This post won’t have any advice or inspirational thoughts, just feelings — raw feelings of utter disappointment. It’s time for me to let them go. I’ve been holding on to them for the past six months and they are taking up room in my head and heart. I could surely use that space for happier moments. I guess this is part of the grieving process and I’m at the last step. The time to turn the page on this chapter has come.
It was a moment in my life that I will never forget. I never thought it could happen to me, but it did. These unexpected, crushing feelings of worthlessness, loss and abandonment happened on Friday the 13th. Out of all the days on the calendar, it had to happen on a day of bad luck and morbid superstition.
I was 35 weeks pregnant, just weeks away from probably the most exciting and life-changing day I was ever going to experience. Right about now, you might be thinking that something happened to my unborn child. Let me ease your mind and say that my child was perfectly healthy and safe. I, however, had just received the news that I had been laid off.
I was minutes into a meeting notifying a group of employees that we would no longer have a job come the end of the year. I don’t think I listened to the rest of what was being said. I just began bawling. Fortunately, I worked remotely, so no one had to see me with my huge pregnant belly, head in hands, just weeping uncontrollably, except my husband. He moved my laptop and pulled me, all of me (that had to be no easy feat) into his arms, which made me cry harder. There’s something about being consoled in a moment of sadness that almost allows you to let go completely and release the emotions that you are trying to contain so you don’t look pathetic, somber, messy, you name it, to the rest of the world. In that moment, I let myself dampen the shoulder of his shirt with my tears without regret.

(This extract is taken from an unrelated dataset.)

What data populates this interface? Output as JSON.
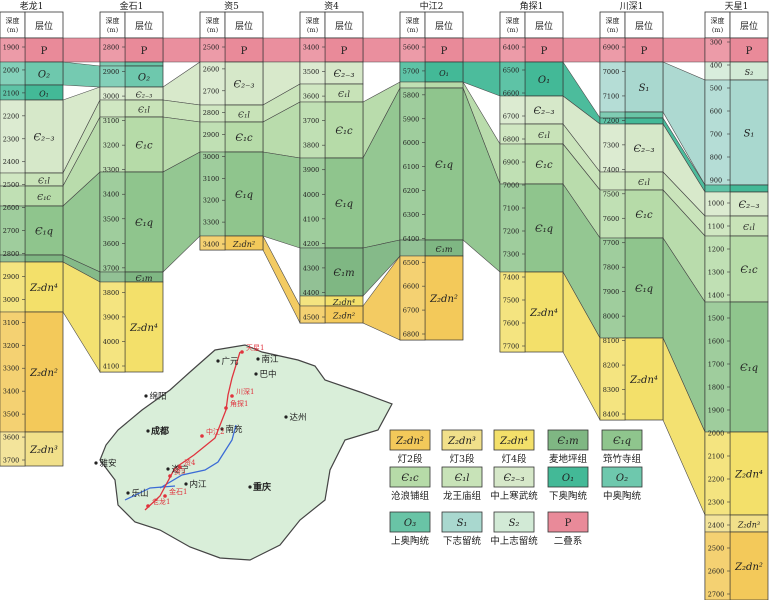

I was shocked. How was I chosen to be on this list? I had never been talked to about poor performance. In fact, I was thanked and praised for how hard I had been working. I didn’t understand and the only way I could make sense of it all was to tell myself that I didn’t work hard enough, I didn’t speak up enough in meetings, I didn’t help with developing better processes. The list could go on and on about the reasons that could justify me losing my job. None of it was the truth, but I needed my brain to make sense of it all and self-deprecation was the only way.
The next wave of realization hit me. I was about to have a child. Babies eat, they need diapers (LOTS OF DIAPERS) and that costs money. No job. No money. No job. No money. The thought just kept repeating like a song on a scratched CD skipping over and over again. And with that, I cried. I cried more than I had cried in who knows how long. My face hurt, I was disillusioned and I couldn’t focus. Who would want to hire someone nine months pregnant?! Should I even begin to look for a new job? What about maternity leave? I was beginning to feel overwhelmed.
I think anyone with a heart would try to share comforting words with someone hurting. Sometimes those words aren’t quite right and sometimes those words are repulsive during such a vulnerable moment. My husband said just enough in just the right way. He calmly stated, “If it was anyone else, I’d be worried, but I’m not worried about you. You’ll find another job.” That was exactly what I needed to hear. It wasn’t the generic “Everything will be okay”. It was perfect. He wasn’t scared for our future and he believed in me. All of my emotions didn’t stop with those words, but they helped me to feel a little ease.
I had always associated losing a job with bad performance. It was much more complicated than that, but the realization was something that I wouldn’t understand until I had time to reflect with a clear head and that moment was not now. Business is multifaceted. Business can be cut-throat. Business is . . . well, business. And sometimes, hard decisions have to be made. They are far-reaching and often impactful decisions that affect people. That’s just how it goes. But it hurt. It hurt for a long time. It still stings a little when I think about it.
All the extra hours I dedicated to getting the job done, taking my laptop with me to medical appointments so my work didn’t fall on someone else’s shoulders, signing in on the weekend so that I wasn’t swamped on Monday, seemed like a waste. I gave a lot to my job, a job I thought was a career; with a company I wanted to stay with until retirement. I lost great colleagues, a few of whom I considered to be friends. I lost a lot of self-confidence that I didn’t realize was so connected to being gainfully employed and feeling productive.
The grief of losing a job hit me pretty hard. I don’t know if it hit with such force because I was pregnant and hormonal or because the job meant so much to me, but I do know that it forced me to re-evaluate everything I thought I knew and cycle through a barrage of emotions. The Five Stages of Grief by Elizabeth Kubler Ross and David Kessler states, “We can never replace what has been lost, but we can make new connections, new meaningful relationships, new inter-dependencies. Instead of denying our feelings, we listen to our needs; we move, we change, we grow, we evolve . . . but we cannot do so until we have given grief its time.” I’ve had time to reflect and compartmentalize the tornado of feelings that hit me that day. I’ve written down my thoughts, I’ve shared them with you, and now I’m ready to move on and rid myself of the negativity they carry. I’ve given grief enough time.